13.4. Using DHIS2 to improve data quality

DHIS2 has several features that can help the work of improving data quality; validation during data entry to make sure data is captured in the right format and within a reasonable range, user-defined validation rules based on mathematical relationships between the data being captured (e.g. subtotals vs totals), outlier analysis functions, as well as reports on data coverage and completeness. More indirectly, several of the DHIS2 design principles contribute to improving data quality, such as the idea of harmonising data into one integrated data warehouse, supporting local level access to data and analysis tools, and by offering a wide range of tools for data analysis and dissemination. With more structured and harmonised data collection processes and with strengthened information use at all levels, the quality of data will improve. Here is an overview of the functionality more directly targeting data quality:

13.4.1. Data input validation

The most basic type of data quality check in DHIS2 is to make sure that the data being captured is in the correct format. The DHIS2 will give the users a message that the value entered is not in the correct format and will not save the value until it has been changed to an accepted value. E.g. text cannot be entered in a numeric field. The different types of data values supported in DHIS2 are explained in the user manual in the chapter on data elements.

13.4.2. Min and max ranges

To stop typing mistakes during data entry (e.g typing ‘1000’ instead of ‘100’) the DHIS2 checks that the value being entered is within a reasonable range. This range is based on the previously collected data by the same health facility for the same data element, and consists of a minimum and a maximum value. As soon as a the users enters a value outside the user will be alerted that the value is not accepted. In order to calculate the reasonable ranges the system needs at least six months (periods) of data.

13.4.3. Validation rules

A validation rule is based on an expression which defines a relationship between a number of data elements. The expression has a left side and a right side and an operator which defines whether the former must be less than, equal to or greater than the latter. The expression forms a condition which should assert that certain logical criteria are met. For instance, a validation rule could assert that the total number of vaccines given to infants is less than or equal to the total number of infants.

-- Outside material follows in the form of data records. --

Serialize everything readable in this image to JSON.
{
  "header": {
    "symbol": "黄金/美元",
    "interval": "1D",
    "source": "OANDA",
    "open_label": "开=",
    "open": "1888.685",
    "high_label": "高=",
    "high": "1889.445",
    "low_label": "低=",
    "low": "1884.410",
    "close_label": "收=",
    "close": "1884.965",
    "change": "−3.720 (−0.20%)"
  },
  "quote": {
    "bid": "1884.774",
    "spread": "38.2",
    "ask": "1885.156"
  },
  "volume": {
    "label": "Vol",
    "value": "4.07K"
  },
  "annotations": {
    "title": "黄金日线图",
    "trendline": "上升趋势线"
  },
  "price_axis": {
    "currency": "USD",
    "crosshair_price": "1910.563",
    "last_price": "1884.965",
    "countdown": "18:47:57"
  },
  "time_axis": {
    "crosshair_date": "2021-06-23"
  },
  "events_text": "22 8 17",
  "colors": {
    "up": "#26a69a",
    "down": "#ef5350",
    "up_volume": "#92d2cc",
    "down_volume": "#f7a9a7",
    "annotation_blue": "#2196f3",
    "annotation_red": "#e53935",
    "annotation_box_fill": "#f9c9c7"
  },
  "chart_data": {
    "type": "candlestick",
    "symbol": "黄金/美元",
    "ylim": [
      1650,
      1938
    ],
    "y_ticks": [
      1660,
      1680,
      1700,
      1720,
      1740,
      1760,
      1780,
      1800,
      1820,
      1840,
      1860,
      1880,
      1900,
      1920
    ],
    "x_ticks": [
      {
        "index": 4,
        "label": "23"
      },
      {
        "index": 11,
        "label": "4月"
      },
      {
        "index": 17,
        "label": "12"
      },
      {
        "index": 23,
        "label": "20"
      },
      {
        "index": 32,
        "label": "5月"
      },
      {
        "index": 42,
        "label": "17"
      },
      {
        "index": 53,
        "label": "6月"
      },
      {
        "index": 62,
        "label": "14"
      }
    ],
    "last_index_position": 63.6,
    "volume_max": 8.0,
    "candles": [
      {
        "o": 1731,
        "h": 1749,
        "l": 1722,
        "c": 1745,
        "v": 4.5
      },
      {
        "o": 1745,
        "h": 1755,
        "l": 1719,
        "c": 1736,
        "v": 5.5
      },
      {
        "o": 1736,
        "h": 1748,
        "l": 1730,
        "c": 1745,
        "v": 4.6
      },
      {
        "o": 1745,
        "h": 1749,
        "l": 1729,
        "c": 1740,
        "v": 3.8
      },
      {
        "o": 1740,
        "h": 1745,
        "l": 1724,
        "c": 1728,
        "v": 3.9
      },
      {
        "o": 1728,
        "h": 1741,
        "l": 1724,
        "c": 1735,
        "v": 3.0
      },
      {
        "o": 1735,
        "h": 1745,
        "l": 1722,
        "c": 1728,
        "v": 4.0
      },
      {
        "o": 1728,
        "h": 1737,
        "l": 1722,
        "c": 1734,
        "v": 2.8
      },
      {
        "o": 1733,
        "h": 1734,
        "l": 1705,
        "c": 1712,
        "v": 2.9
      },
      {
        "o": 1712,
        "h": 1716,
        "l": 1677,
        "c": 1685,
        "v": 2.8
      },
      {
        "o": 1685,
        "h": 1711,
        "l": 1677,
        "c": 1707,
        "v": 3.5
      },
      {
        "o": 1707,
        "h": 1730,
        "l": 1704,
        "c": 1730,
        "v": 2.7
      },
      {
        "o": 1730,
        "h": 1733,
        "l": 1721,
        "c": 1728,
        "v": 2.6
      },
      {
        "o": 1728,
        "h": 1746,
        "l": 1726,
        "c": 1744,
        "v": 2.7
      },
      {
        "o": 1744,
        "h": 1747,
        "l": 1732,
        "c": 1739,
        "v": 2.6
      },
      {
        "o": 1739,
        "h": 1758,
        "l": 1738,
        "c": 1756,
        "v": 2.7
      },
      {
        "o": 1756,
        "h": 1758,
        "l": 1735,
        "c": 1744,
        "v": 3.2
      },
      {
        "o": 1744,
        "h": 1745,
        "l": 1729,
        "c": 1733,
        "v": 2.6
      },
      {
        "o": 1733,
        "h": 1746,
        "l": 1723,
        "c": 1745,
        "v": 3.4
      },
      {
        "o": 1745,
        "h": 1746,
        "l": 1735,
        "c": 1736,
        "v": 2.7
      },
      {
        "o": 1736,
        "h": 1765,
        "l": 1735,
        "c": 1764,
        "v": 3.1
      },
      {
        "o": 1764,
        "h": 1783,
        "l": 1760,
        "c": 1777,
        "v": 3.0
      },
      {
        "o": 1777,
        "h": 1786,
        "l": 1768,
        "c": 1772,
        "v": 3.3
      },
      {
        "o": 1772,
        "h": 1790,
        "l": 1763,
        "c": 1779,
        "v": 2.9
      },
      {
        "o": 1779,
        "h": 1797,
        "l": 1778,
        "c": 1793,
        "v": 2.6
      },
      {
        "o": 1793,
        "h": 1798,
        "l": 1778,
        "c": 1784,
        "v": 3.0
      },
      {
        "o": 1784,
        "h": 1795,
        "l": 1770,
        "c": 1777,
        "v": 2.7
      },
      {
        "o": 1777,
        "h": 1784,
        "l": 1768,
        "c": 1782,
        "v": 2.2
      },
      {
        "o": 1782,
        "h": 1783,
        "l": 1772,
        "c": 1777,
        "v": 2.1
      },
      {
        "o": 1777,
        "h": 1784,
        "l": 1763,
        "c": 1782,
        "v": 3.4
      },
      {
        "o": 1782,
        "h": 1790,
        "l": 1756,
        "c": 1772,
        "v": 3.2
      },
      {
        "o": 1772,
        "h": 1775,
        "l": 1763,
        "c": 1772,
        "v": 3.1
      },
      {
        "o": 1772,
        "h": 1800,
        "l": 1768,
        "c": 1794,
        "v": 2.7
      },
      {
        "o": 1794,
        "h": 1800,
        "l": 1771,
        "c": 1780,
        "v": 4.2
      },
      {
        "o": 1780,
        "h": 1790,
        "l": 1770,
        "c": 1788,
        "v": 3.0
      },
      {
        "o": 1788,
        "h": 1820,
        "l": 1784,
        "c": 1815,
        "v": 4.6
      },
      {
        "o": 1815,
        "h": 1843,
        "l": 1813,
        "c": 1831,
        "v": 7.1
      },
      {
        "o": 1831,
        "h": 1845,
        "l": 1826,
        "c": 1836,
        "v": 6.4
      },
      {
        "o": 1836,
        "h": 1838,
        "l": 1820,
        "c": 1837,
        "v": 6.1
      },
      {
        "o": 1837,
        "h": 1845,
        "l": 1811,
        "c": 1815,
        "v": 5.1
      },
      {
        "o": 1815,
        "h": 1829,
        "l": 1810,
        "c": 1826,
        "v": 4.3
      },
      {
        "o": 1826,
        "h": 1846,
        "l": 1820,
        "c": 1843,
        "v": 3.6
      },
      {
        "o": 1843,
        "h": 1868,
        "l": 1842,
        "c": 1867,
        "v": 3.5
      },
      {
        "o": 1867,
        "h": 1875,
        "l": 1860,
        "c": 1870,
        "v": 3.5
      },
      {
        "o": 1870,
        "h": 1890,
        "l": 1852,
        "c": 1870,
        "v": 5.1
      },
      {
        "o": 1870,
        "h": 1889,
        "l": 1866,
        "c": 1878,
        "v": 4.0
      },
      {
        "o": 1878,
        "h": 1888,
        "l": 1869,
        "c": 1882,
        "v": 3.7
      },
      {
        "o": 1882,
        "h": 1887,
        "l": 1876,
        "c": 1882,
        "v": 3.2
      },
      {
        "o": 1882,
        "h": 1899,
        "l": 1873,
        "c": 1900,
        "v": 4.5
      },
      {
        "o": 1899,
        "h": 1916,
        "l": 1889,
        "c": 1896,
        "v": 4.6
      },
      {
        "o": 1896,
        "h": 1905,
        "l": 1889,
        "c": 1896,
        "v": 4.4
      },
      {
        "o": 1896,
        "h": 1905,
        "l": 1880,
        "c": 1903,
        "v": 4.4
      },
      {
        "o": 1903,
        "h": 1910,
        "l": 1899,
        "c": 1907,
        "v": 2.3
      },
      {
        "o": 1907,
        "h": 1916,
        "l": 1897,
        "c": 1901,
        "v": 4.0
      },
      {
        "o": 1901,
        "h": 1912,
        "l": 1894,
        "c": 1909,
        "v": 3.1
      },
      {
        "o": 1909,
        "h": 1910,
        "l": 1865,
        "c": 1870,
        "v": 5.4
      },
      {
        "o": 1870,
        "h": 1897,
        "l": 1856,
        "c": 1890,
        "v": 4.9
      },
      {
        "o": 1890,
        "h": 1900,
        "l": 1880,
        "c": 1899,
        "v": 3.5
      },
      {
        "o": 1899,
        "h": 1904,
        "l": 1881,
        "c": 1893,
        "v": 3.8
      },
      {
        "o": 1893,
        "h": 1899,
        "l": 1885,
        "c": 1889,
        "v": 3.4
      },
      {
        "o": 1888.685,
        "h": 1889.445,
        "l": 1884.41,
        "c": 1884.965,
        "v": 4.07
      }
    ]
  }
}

The validation rules can be defined through the user interface and later be run to check the existing data. When running validation rules the user can specify the organisation units and periods to check data for, as running a check on all existing data will take a long time and might not be relevant either. When the checks have completed a report will be presented to the user with validation violations explaining which data values need to be corrected.

The validation rules checks are also built into the data entry process so that when the user has completed a form the rules can be run to check the data in that form only, before closing the form.

13.4.4. Outlier analysis

The standard deviation based outlier analysis provides a mechanism for revealing values that are numerically distant from the rest of the data. Outliers can occur by chance, but they often indicate a measurement error or a heavy-tailed distribution (leading to very high numbers). In the former case one wishes to discard them while in the latter case one should be cautious in using tools or interpretations that assume a normal distribution. The analysis is based on the standard normal distribution.

13.4.5. Completeness and timeliness reports

Completeness reports will show how many data sets (forms) have been submitted by organisation unit and period. You can use one of three different methods to calculate completeness; 1) based on completeness button in data entry, 2) based on a set of defined compulsory data elements, or 3) based on the total registered data values for a data set.

The completeness reports will also show which organisation units in an area are reporting on time, and the percentage of timely reporting facilities in a given area. The timeliness calculation is based on a system setting called Days after period end to qualify for timely data submission.